The 2019 Pride celebration was a milestone as it showed just how much more accepting Bermuda had become. A year later, the coronavirus pandemic has limited meetings and cancelled large-scale events.
“Seeing all those people there was really amazing,” Ms Tessitore said. “There were so many people from so many different walks of life. It was really comforting. Besides certain places on the internet and my friend group and other niche groups it seems like there aren’t really a lot of supportive people but this – what was it like 6,000 people there? Front Street was all lined up with people marching in support. That was really great. I think it definitely helped people become more confident and it made people realise it’s not the end of the world. It’s not going to burn.
“[Covid-19] just made it difficult to do the outreach and do the community events that we like to do. It’s definitely stalled some of the progress we could have made. It’s definitely stopped the progression of the group. We still try to do events and we still try to plan but I feel like the great thing about The Village is that it’s in person, that it’s very personal. So it’s hard to do online things. I don’t feel like it has as much of an impact as an in-person event unfortunately.”
The plan is to “create whatever needs to be created” for The Village to thrive at the start of the school term in autumn, Ms Perry said.
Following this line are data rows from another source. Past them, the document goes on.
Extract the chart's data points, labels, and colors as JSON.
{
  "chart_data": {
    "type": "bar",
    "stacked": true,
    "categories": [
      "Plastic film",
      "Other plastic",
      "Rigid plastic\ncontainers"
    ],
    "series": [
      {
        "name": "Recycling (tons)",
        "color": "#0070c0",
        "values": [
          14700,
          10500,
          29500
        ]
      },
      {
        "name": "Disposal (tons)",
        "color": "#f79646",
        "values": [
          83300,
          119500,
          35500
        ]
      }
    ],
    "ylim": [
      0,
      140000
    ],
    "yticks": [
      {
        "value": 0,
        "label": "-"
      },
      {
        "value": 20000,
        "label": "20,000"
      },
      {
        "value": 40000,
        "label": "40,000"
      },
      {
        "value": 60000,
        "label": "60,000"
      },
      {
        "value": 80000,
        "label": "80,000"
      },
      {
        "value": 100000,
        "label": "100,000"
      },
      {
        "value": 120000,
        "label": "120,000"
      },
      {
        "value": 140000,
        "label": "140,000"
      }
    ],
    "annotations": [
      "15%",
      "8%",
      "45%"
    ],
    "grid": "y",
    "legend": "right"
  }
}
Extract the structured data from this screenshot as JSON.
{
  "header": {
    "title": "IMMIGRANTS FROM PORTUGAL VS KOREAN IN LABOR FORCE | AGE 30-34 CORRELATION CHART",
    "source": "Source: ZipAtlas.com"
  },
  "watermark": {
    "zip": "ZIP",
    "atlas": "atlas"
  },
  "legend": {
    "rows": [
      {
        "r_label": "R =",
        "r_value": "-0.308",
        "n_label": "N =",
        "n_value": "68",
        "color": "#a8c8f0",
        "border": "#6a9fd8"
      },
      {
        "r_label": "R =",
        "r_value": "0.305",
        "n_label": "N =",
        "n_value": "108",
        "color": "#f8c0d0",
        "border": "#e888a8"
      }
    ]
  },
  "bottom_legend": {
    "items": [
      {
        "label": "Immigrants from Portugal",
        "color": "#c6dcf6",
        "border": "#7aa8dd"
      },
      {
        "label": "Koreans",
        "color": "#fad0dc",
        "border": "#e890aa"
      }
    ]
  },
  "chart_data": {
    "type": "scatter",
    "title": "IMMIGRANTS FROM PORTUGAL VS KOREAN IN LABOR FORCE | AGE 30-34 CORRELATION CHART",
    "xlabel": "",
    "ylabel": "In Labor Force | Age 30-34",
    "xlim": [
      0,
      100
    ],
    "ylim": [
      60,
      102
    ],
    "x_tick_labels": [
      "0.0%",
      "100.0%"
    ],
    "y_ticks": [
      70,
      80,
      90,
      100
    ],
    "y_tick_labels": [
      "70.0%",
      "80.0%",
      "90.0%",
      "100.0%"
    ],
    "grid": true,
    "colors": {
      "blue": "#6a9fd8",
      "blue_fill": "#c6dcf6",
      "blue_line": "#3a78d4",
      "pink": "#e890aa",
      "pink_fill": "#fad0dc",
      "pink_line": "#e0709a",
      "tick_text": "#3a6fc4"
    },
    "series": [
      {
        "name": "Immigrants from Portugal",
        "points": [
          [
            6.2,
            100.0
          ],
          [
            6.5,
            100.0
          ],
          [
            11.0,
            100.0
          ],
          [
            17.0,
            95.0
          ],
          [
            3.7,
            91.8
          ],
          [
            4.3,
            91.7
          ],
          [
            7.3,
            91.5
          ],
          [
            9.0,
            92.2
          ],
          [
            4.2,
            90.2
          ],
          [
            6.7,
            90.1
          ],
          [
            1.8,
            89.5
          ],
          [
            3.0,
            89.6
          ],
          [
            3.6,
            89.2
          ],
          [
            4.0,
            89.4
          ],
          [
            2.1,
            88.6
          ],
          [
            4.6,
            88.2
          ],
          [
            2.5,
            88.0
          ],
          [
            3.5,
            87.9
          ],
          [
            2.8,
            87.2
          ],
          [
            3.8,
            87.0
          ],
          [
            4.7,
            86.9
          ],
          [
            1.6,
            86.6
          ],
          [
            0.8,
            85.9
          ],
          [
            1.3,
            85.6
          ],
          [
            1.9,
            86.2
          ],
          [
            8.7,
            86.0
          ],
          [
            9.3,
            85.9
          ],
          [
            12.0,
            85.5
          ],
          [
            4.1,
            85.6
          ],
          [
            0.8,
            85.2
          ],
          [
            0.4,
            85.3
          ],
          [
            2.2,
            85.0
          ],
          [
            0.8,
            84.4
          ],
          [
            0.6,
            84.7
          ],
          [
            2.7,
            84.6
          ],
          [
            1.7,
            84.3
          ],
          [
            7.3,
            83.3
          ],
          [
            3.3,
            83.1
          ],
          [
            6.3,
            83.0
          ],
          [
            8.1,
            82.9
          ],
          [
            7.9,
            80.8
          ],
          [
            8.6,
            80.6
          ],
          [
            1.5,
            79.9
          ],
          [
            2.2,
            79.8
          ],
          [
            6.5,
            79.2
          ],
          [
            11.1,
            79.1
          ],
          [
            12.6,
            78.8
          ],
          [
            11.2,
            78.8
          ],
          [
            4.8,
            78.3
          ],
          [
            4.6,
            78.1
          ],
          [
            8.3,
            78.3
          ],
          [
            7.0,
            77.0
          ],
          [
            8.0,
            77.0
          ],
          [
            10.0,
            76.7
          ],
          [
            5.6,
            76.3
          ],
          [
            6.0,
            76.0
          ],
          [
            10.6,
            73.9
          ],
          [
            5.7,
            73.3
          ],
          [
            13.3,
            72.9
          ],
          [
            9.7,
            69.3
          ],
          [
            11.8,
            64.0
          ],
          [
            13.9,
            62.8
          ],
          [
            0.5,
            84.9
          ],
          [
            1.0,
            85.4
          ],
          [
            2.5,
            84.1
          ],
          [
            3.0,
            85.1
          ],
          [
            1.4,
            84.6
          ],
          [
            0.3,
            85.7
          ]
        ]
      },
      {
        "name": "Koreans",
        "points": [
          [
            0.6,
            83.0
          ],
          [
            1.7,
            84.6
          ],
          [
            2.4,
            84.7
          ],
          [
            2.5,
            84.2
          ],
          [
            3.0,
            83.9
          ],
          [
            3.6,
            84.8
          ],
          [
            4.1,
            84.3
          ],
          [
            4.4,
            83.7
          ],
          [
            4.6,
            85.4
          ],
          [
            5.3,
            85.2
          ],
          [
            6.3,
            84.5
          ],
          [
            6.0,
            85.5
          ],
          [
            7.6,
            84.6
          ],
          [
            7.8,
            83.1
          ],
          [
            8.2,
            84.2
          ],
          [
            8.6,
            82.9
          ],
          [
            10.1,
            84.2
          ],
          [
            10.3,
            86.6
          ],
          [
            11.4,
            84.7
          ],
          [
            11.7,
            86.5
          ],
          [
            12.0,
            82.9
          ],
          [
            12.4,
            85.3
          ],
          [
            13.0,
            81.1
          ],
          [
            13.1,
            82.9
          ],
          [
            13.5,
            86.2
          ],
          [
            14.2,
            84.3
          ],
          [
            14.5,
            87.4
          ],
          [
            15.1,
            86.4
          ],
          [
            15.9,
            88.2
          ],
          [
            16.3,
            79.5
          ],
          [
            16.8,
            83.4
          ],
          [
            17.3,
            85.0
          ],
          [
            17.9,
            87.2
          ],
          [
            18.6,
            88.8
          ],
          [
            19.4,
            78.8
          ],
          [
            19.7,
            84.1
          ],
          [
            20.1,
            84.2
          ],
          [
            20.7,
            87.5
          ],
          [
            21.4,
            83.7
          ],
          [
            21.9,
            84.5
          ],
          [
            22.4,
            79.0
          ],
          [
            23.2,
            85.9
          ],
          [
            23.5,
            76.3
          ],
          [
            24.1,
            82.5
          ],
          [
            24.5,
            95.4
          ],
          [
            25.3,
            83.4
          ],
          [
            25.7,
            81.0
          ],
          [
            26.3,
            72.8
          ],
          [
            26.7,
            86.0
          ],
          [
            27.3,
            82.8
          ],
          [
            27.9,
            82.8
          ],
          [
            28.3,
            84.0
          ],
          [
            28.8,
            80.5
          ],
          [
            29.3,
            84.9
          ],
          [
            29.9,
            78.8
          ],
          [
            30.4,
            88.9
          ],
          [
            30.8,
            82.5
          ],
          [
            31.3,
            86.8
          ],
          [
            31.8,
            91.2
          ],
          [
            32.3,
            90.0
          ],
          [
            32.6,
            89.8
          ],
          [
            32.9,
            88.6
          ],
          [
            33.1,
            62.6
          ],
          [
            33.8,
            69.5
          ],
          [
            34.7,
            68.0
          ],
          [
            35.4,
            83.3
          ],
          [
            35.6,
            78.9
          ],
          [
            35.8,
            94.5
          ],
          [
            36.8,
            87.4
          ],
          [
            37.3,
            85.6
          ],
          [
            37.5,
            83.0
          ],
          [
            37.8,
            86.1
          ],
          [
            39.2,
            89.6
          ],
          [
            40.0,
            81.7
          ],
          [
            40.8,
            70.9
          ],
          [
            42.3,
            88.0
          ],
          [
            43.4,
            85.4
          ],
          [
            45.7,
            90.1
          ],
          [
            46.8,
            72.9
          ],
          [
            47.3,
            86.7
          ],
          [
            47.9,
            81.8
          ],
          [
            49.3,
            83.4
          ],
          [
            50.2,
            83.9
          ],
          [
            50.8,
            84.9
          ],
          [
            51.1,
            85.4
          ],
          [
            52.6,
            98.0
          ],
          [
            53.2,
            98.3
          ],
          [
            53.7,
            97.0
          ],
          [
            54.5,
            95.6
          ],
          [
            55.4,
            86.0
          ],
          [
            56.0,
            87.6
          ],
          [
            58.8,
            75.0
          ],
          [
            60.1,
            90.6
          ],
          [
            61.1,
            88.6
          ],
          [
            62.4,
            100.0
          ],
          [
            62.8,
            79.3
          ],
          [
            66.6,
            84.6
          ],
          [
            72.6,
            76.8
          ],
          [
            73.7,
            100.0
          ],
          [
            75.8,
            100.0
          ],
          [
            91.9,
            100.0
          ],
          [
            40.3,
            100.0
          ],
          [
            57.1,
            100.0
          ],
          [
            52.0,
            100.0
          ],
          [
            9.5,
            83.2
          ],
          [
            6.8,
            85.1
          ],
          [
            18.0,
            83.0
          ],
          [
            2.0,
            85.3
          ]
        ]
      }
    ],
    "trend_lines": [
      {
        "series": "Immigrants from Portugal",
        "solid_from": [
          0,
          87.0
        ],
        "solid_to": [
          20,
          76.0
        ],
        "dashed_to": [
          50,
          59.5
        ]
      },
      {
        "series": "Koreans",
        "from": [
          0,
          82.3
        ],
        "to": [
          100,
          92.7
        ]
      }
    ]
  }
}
The Village is on the list of “trailblazing queer people and groups” being honoured by Bermuda Pride this year. Follow @bermudapride on Instagram. To contact The Village: firstname.lastname@example.org
Lesbian: A woman attracted only to other women.
Gay: A man attracted only to other men but also used to describe people attracted to the same sex.
Bisexual: Anyone attracted to more than one sex/gender.
Transgender: A person whose gender identity differs from birth.
Transsexual: People who, with medical assistance, change their gender permanently.
Queer: People who don't identify as male, female, gay or straight and do not wish to label themselves by their sex acts.
Questioning: Someone who is unsure about or exploring their sexual/gender identity.
Intersex: Someone whose body is neither fully male or female.
Ally: Someone who is straight but supports the LGBTTQQIAAP community.
Asexual: People who are not sexually attracted to any gender.
Pansexual: Someone whose sexual attraction is based on personality. They may be gender fluid.